I don’t often stop watching a movie at home or walk out of a showing in a theater. I have suffered through some terrible movies from beginning to end, just to see how the movie turns out. It takes a very special, in a bad way, kind of movie to make me stop watching. Rambo is one of those special bad movies. I watched about a third of the film before I stopped the Blu-ray, ejected the disc and moved on with life.

I tried to sit through more of the film, but I couldn’t. First, there was a lack of any inciting incident in the first act to setup the conflict for the protagonist. Yes, there are hints of a “bad guy” in the Burmese General and his hilariously over-the-top violent soldiers. But, after 30 minutes of meandering, the protagonist, Rambo (Sylvester Stallone) has yet to meet this General. Who Rambo does meet are some missionaries who want a ride up river. These missionaries include Burnett (Paul Schulze) and Sarah (Julie Benz). At this point, the movie feels like it’s floating down the river without a paddle.

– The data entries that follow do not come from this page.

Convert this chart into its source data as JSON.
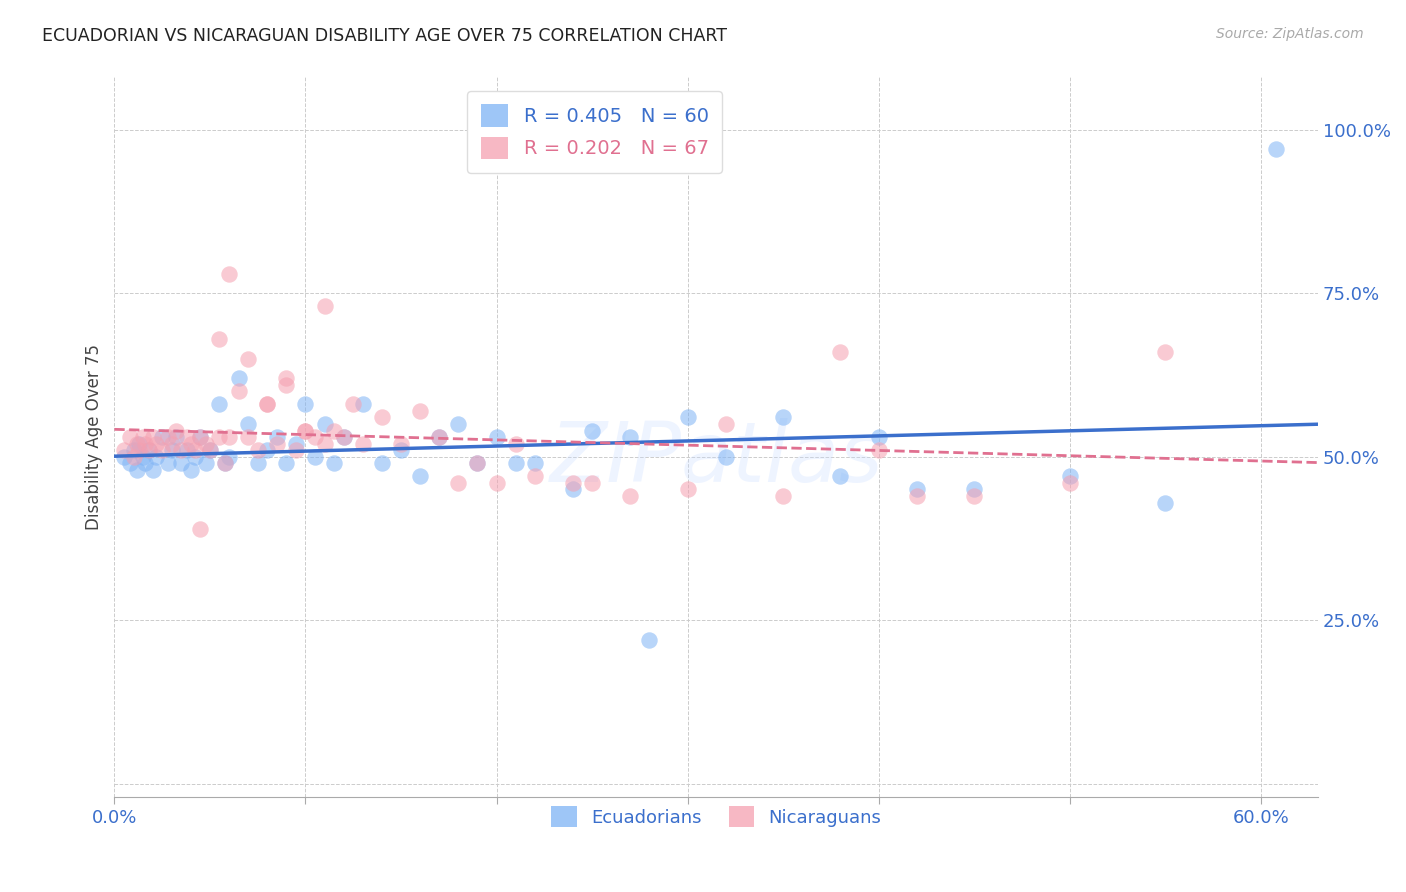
{
  "title": "ECUADORIAN VS NICARAGUAN DISABILITY AGE OVER 75 CORRELATION CHART",
  "source": "Source: ZipAtlas.com",
  "ylabel": "Disability Age Over 75",
  "xlim": [
    0.0,
    0.63
  ],
  "ylim": [
    -0.02,
    1.08
  ],
  "legend_blue_r": "R = 0.405",
  "legend_blue_n": "N = 60",
  "legend_pink_r": "R = 0.202",
  "legend_pink_n": "N = 67",
  "blue_color": "#7EB3F5",
  "pink_color": "#F5A0B0",
  "line_blue": "#3B6FCC",
  "line_pink": "#E07090",
  "watermark": "ZIPatlas",
  "blue_x": [
    0.005,
    0.008,
    0.01,
    0.012,
    0.013,
    0.015,
    0.016,
    0.018,
    0.02,
    0.022,
    0.025,
    0.028,
    0.03,
    0.032,
    0.035,
    0.038,
    0.04,
    0.042,
    0.045,
    0.048,
    0.05,
    0.055,
    0.058,
    0.06,
    0.065,
    0.07,
    0.075,
    0.08,
    0.085,
    0.09,
    0.095,
    0.1,
    0.105,
    0.11,
    0.115,
    0.12,
    0.13,
    0.14,
    0.15,
    0.16,
    0.17,
    0.18,
    0.19,
    0.2,
    0.21,
    0.22,
    0.24,
    0.25,
    0.27,
    0.3,
    0.32,
    0.35,
    0.38,
    0.4,
    0.42,
    0.45,
    0.5,
    0.55,
    0.28,
    0.608
  ],
  "blue_y": [
    0.5,
    0.49,
    0.51,
    0.48,
    0.52,
    0.5,
    0.49,
    0.51,
    0.48,
    0.5,
    0.53,
    0.49,
    0.51,
    0.53,
    0.49,
    0.51,
    0.48,
    0.5,
    0.53,
    0.49,
    0.51,
    0.58,
    0.49,
    0.5,
    0.62,
    0.55,
    0.49,
    0.51,
    0.53,
    0.49,
    0.52,
    0.58,
    0.5,
    0.55,
    0.49,
    0.53,
    0.58,
    0.49,
    0.51,
    0.47,
    0.53,
    0.55,
    0.49,
    0.53,
    0.49,
    0.49,
    0.45,
    0.54,
    0.53,
    0.56,
    0.5,
    0.56,
    0.47,
    0.53,
    0.45,
    0.45,
    0.47,
    0.43,
    0.22,
    0.97
  ],
  "pink_x": [
    0.005,
    0.008,
    0.01,
    0.012,
    0.013,
    0.015,
    0.016,
    0.018,
    0.02,
    0.022,
    0.025,
    0.028,
    0.03,
    0.032,
    0.035,
    0.038,
    0.04,
    0.042,
    0.045,
    0.048,
    0.05,
    0.055,
    0.058,
    0.06,
    0.065,
    0.07,
    0.075,
    0.08,
    0.085,
    0.09,
    0.095,
    0.1,
    0.105,
    0.11,
    0.115,
    0.12,
    0.13,
    0.14,
    0.15,
    0.16,
    0.17,
    0.18,
    0.19,
    0.2,
    0.21,
    0.22,
    0.24,
    0.25,
    0.27,
    0.3,
    0.32,
    0.35,
    0.38,
    0.4,
    0.42,
    0.45,
    0.5,
    0.55,
    0.07,
    0.08,
    0.09,
    0.1,
    0.11,
    0.125,
    0.06,
    0.055,
    0.045
  ],
  "pink_y": [
    0.51,
    0.53,
    0.5,
    0.52,
    0.51,
    0.53,
    0.52,
    0.51,
    0.53,
    0.52,
    0.51,
    0.53,
    0.52,
    0.54,
    0.51,
    0.53,
    0.52,
    0.51,
    0.53,
    0.52,
    0.51,
    0.53,
    0.49,
    0.53,
    0.6,
    0.53,
    0.51,
    0.58,
    0.52,
    0.61,
    0.51,
    0.54,
    0.53,
    0.52,
    0.54,
    0.53,
    0.52,
    0.56,
    0.52,
    0.57,
    0.53,
    0.46,
    0.49,
    0.46,
    0.52,
    0.47,
    0.46,
    0.46,
    0.44,
    0.45,
    0.55,
    0.44,
    0.66,
    0.51,
    0.44,
    0.44,
    0.46,
    0.66,
    0.65,
    0.58,
    0.62,
    0.54,
    0.73,
    0.58,
    0.78,
    0.68,
    0.39
  ]
}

The first thirty minutes (and I assume the rest of the movie) included some moments of quiet. There are picturesque shots of landscape, montages of Rambo being an everyday man (ie. catching king cobras and machining propeller blades) and the wooden acting of just about every English speaking actor. These quiet moments are punctuations to the longer sequences of violence.

The violence is not only over-the-top, it is gory, persistently in-your-face and plain horrific. It is hyper-violence pretending to be an action scene. Maybe that’s what Stallone (who directs) was aiming for – hyper-violence in order to show the horrors of war. If that’s the case: Bravo, mission accomplished. If not, it is just violence porn. I did not find either approach in anyway entertaining.

So, yes, take this write up with a grain of salt. I did not finish the movie, I could not finish the movie and I would not finish the movie. A movie full of exploding human bodies, limbs blasted into the air and bloody bits dropping from the sky… that is not the kind of movie that I want to subject myself to.